The most problematic argument offered by elite schools is that admitting poor children into privileged schools would harm the disadvantaged child. In The Hindu Magazine many months back, the Principal of Rishi Valley School, A. Kumaraswamy, made the case that “children who lack academic support from their families are likely to remain low performing, and may suffer by comparison. Apart from this they would be faced with difficulties that stem from the contrast in social markers such as dress, possessions, parental profiles etc.
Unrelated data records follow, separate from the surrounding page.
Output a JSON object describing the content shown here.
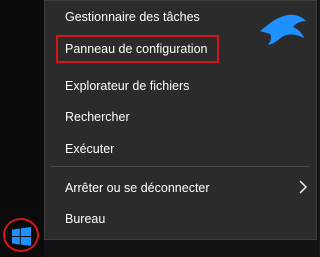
{
  "context_menu": {
    "items": [
      {
        "label": "Gestionnaire des tâches"
      },
      {
        "label": "Panneau de configuration"
      },
      {
        "label": "Explorateur de fichiers"
      },
      {
        "label": "Rechercher"
      },
      {
        "label": "Exécuter"
      },
      {
        "label": "Arrêter ou se déconnecter",
        "has_submenu": true
      },
      {
        "label": "Bureau"
      }
    ],
    "highlighted_item": "Panneau de configuration",
    "background_color": "#2b2b2b",
    "text_color": "#ffffff"
  },
  "annotations": {
    "highlight_color": "#d7141a"
  },
  "logo": {
    "icon": "bird-logo-icon",
    "color": "#1e90ff"
  },
  "taskbar": {
    "start_button_icon": "windows-logo-icon",
    "accent_color": "#1e90ff"
  }
}
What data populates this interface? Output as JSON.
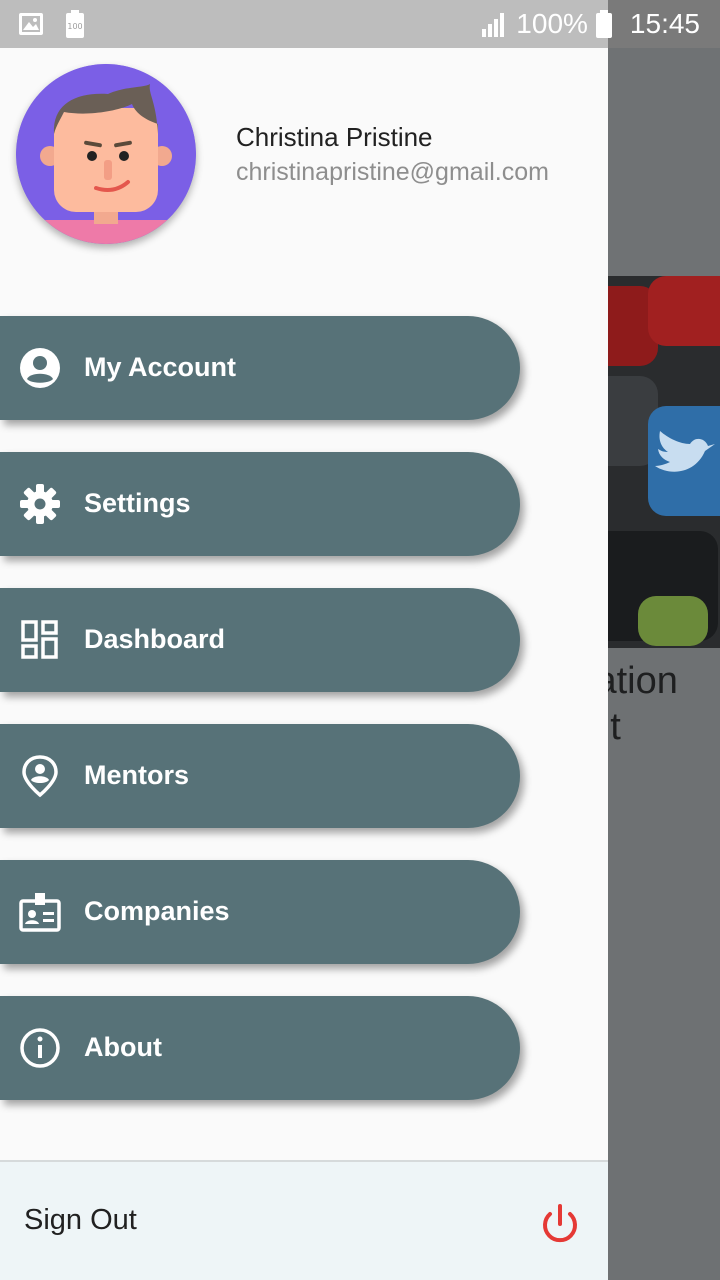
{
  "status_bar": {
    "signal_icon": "signal-icon",
    "battery_percent": "100%",
    "battery_icon": "battery-icon",
    "time": "15:45",
    "notification_icons": [
      "image-icon",
      "battery-100-icon"
    ],
    "battery_badge": "100"
  },
  "profile": {
    "name": "Christina Pristine",
    "email": "christinapristine@gmail.com",
    "avatar_icon": "cartoon-avatar"
  },
  "menu": {
    "items": [
      {
        "label": "My Account",
        "icon": "account-circle-icon"
      },
      {
        "label": "Settings",
        "icon": "gear-icon"
      },
      {
        "label": "Dashboard",
        "icon": "dashboard-icon"
      },
      {
        "label": "Mentors",
        "icon": "location-person-icon"
      },
      {
        "label": "Companies",
        "icon": "id-badge-icon"
      },
      {
        "label": "About",
        "icon": "info-icon"
      }
    ]
  },
  "footer": {
    "sign_out_label": "Sign Out",
    "sign_out_icon": "power-icon",
    "sign_out_icon_color": "#e53935"
  },
  "background_content": {
    "title_line1": "ication",
    "title_line2": "ent"
  },
  "colors": {
    "menu_button": "#577278",
    "drawer_bg": "#fafafa",
    "footer_bg": "#eef5f7",
    "scrim": "#6e7173"
  }
}
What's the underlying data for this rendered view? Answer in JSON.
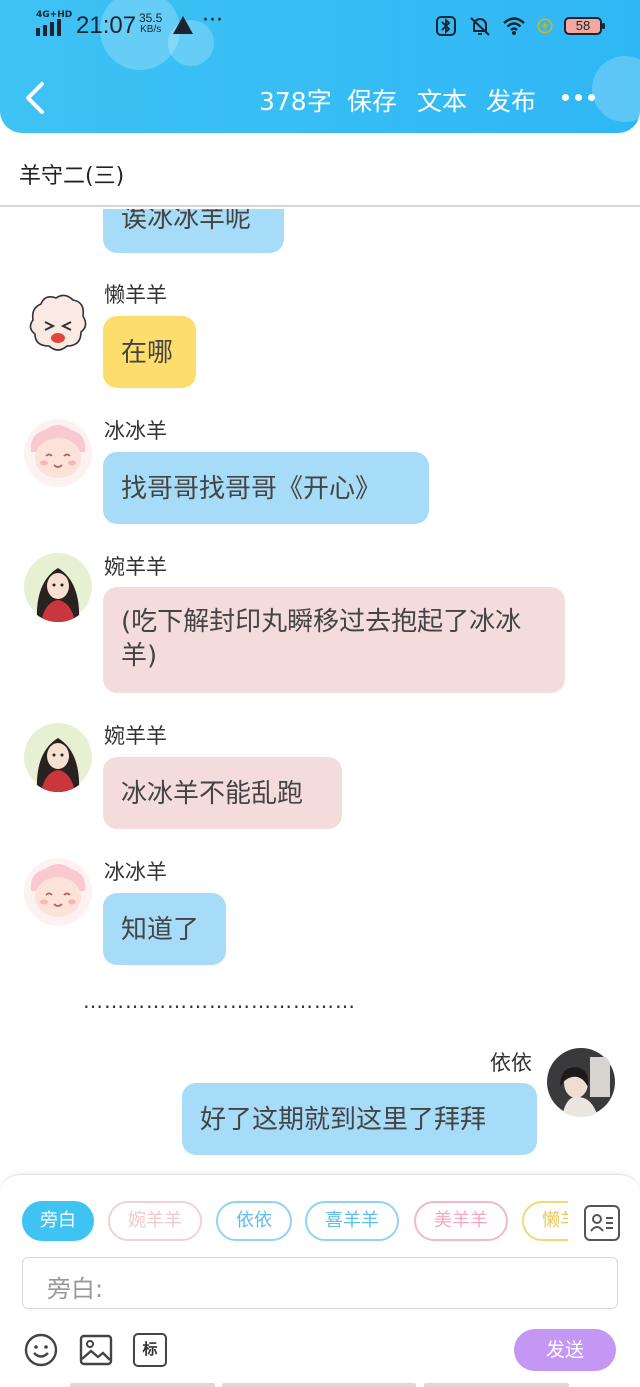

All this could seriously affect the self-esteem of underprivileged students.” Therefore, the article suggests, instead of integrating them in elite schools, these “well-endowed” schools should establish separate schools for poor children.

Workaround

A similar stratagem was adopted by elite schools in Delhi to deal with the Delhi government reservation of 15 per cent seats for poor children. They established afternoon schools with much poorer educational standards for under-privileged students. These are run within their campus, but after the regular fee-paying students have safely left. It took 60 years of democracy to enable poor children to walk through the gates of glittering private schools, but their segregation from children of privilege is still secured. I have knocked on the doors of many respected schools to admit the former street children we take care of under this quota, but have mostly been refused, or offered a few seats in these segregated afternoon schools.

The untruth — and injustice — of the claim that disadvantaged children will not be able to adjust in schools which include children of privilege is disproved by the ease with which our former street children have adjusted in the few Delhi schools that humanely offered them admission — St. Mary's, Jamia and Balwantrai Mehta Schools. Our children have been found to quickly grow academically, often leading their classes; they display a range of other talents, and make friends easily with their more privileged class-mates.

But most of all, we can learn from the work of Sister Cyril, an Irish nun who, for nearly two decades, has admitted street girls to study in the elite Loretto Sealdah School, fee-paying parents subsidising those without parents. She has carefully nurtured an environment in which girls from diametrically opposed opportunities and backgrounds study together with mutual respect and understanding.

I have met many former street girls who study in Loretto, and found them poised, confident and hopeful. I have also met many former and current students of the same school from privileged homes, who are proud that their school uniquely offered equal spaces for the poorest children to study and grow. Sister Cyril says: “It is fashionable to teach ‘hands-on computers', ‘hands-on problem solving', then why not ‘hands-on compassion'?”

If we wish to see an India which is humane, pluralist and democratic, this is possible only when we build humane, pluralist and democratic classrooms. The siege of centuries of privilege over quality education must be breached, finally and forever.